Indian farmer
A farmer fills his bottle with water from a water tanker in New Delhi REUTERS

India’s ruling Congress party Tuesday proposed a nationwide scheme to transfer cash directly to the underprivileged, replacing the government subsidies on food, fuel and fertilizers.

With the general elections due in 2014, the cash transfer scheme, planned to be implemented within the next five years, was accompanied by a poll-ready slogan: “Your money, your hand.”

The central government spent a massive Rs 2.16 lakh crore ($380 billion), about 2.41 percent of India's GDP in 2011-12, on subsidies, according to a Times of India report. However, India’s existing Public Distribution System (PDS) for rationing of food and non-food items has long been criticized for being corrupt and ineffective in alleviating poverty.

The government plans to cover the target BPL (Below Poverty Line) families and deposit Rs 3.2 lakh crore ($ 570 billion) per year in the bank accounts of 100 million poor families by 2014. The scheme is supposed to benefit roughly 200 million voters, considering every family on an average has two adult members.

The scheme is dubbed as “fiscal-neutral” and will not burden the exchequer as the government spending on subsidies has been shooting up with a falling rupee and rising international crude prices.

“We think this is a game changer,” said Finance Minister P. Chidambaram who unveiled the plan alongside Rural Development Minister Jairam Ramesh at the Congress party headquarters in New Delhi. “We think people will appreciate what the government has done.”

“The party is very proud that the government has decided to launch the scheme,” Chidambaram said, adding that the plan would ultimately eliminate many of the fraudulent claimants who receive benefits and save the cash-strapped government of “considerable” amounts of money.

The first phase of the transfers will begin Jan. 1 in 51 districts — less than a tenth of the country — and will start by paying out scholarship grants and pensions.
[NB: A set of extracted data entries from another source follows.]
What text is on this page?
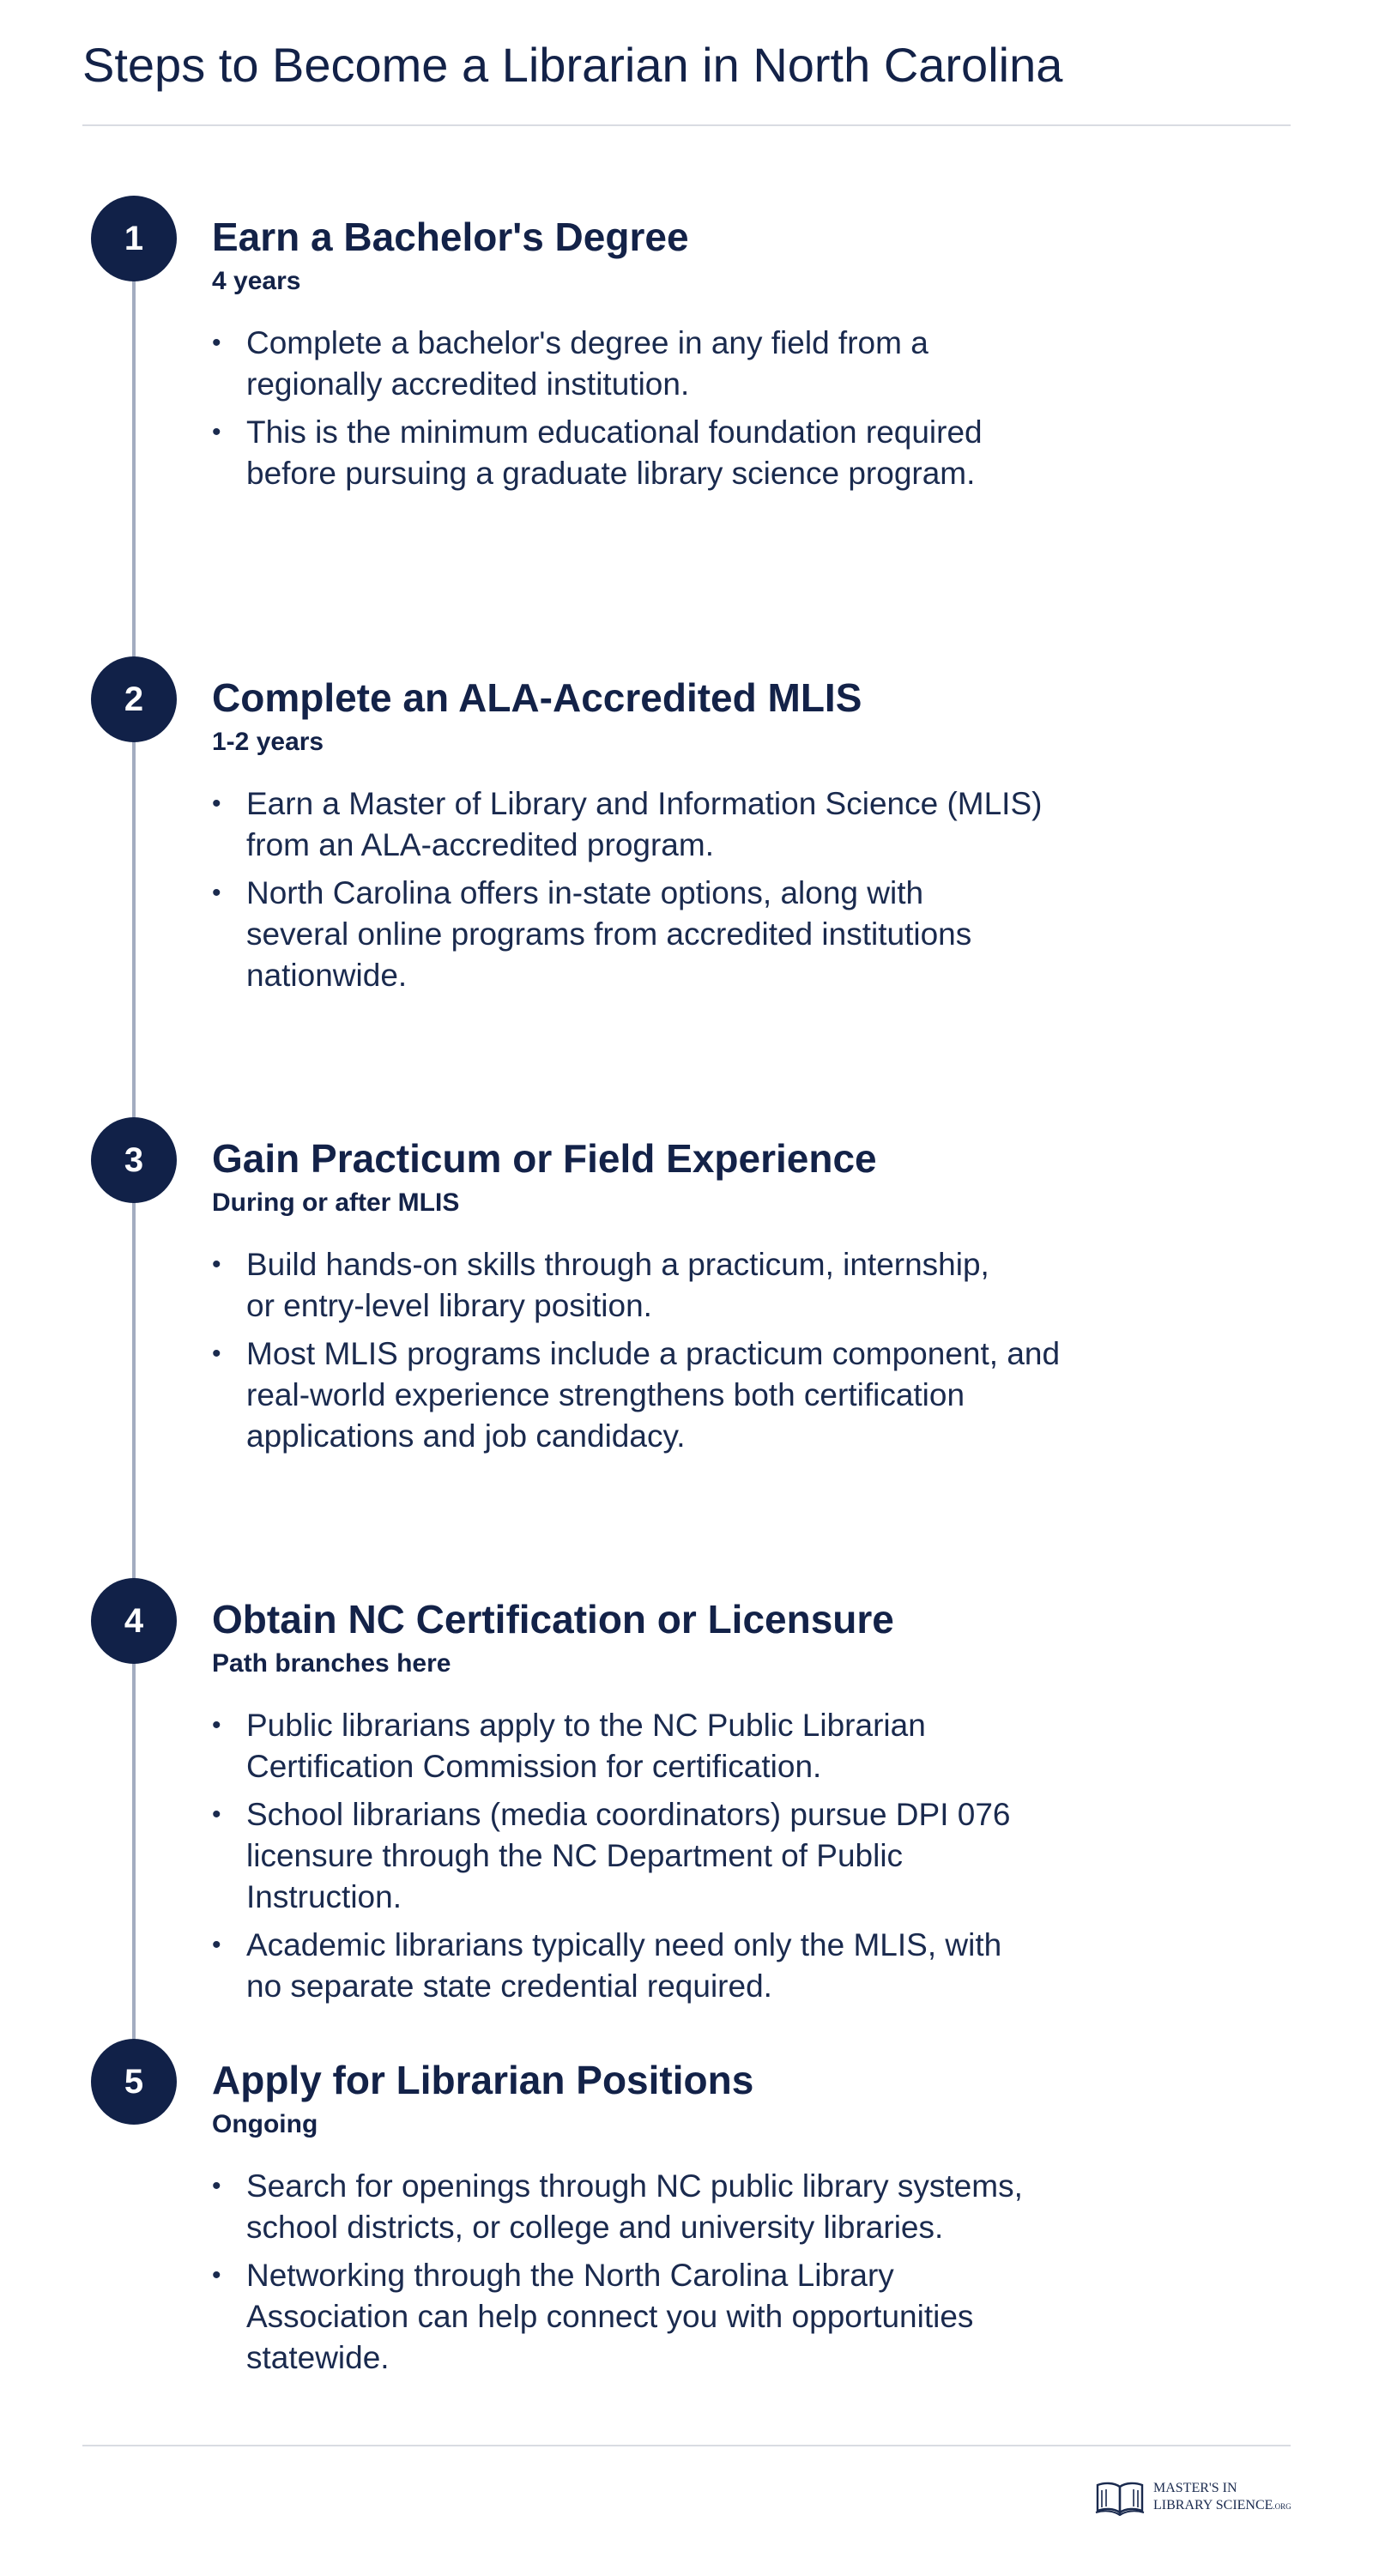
Steps to Become a Librarian in North Carolina
1	Earn a Bachelor's Degree

4 years

• Complete a bachelor's degree in any field from a
regionally accredited institution.
• This is the minimum educational foundation required
before pursuing a graduate library science program.
2	Complete an ALA-Accredited MLIS

1-2 years

• Earn a Master of Library and Information Science (MLIS)
from an ALA-accredited program.
• North Carolina offers in-state options, along with
several online programs from accredited institutions
nationwide.
3	Gain Practicum or Field Experience

During or after MLIS

• Build hands-on skills through a practicum, internship,
or entry-level library position.
• Most MLIS programs include a practicum component, and
real-world experience strengthens both certification
applications and job candidacy.
4	Obtain NC Certification or Licensure

Path branches here

• Public librarians apply to the NC Public Librarian
Certification Commission for certification.
• School librarians (media coordinators) pursue DPI 076
licensure through the NC Department of Public
Instruction.
• Academic librarians typically need only the MLIS, with
no separate state credential required.
5	Apply for Librarian Positions

Ongoing

• Search for openings through NC public library systems,
school districts, or college and university libraries.
• Networking through the North Carolina Library
Association can help connect you with opportunities
statewide.
MASTER'S IN
LIBRARY SCIENCE.ORG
Food and fuel subsidies will be replaced later.

The proposal is to transfer money directly into the bank accounts of people who are eligible for LPG and kerosene subsidies, pensions, scholarships and payments on employment guarantee scheme as well as benefits under other government welfare programs. This money can then be used to buy goods and services from the market at regular prices.

However, a criticism of the scheme suggests that men in the families are likely to have direct access to the bank accounts and may squander the money instead of using it for the intended purposes.

Another disadvantage is that only those who own the Aadhar cards, the government identity cards issued to all residents of India, will be paid in cash through bank accounts. But only 210 million of the 1.2 billion people have received the Aadhar cards so far. Prime Minister Manmohan Singh said in October that more than 600 million, or about half of the country, would receive the Aadhar cards by 2014.

Electronic Benefit Transfer (EBT) has already begun on a pilot basis in the states of Andhra Pradesh, Chhattisgarh, Punjab, Rajasthan, Tamil Nadu, West Bengal, Karnataka, Pondicherry and Sikkim, according to a report in India Today. However, most of the BPL families don’t have bank accounts or live in remote areas where there are no banks.

When implemented, India’s cash transfer scheme will be the biggest of its kind in the world though several Latin American countries do have conditional schemes to transfer money to women for children's education and preventive healthcare.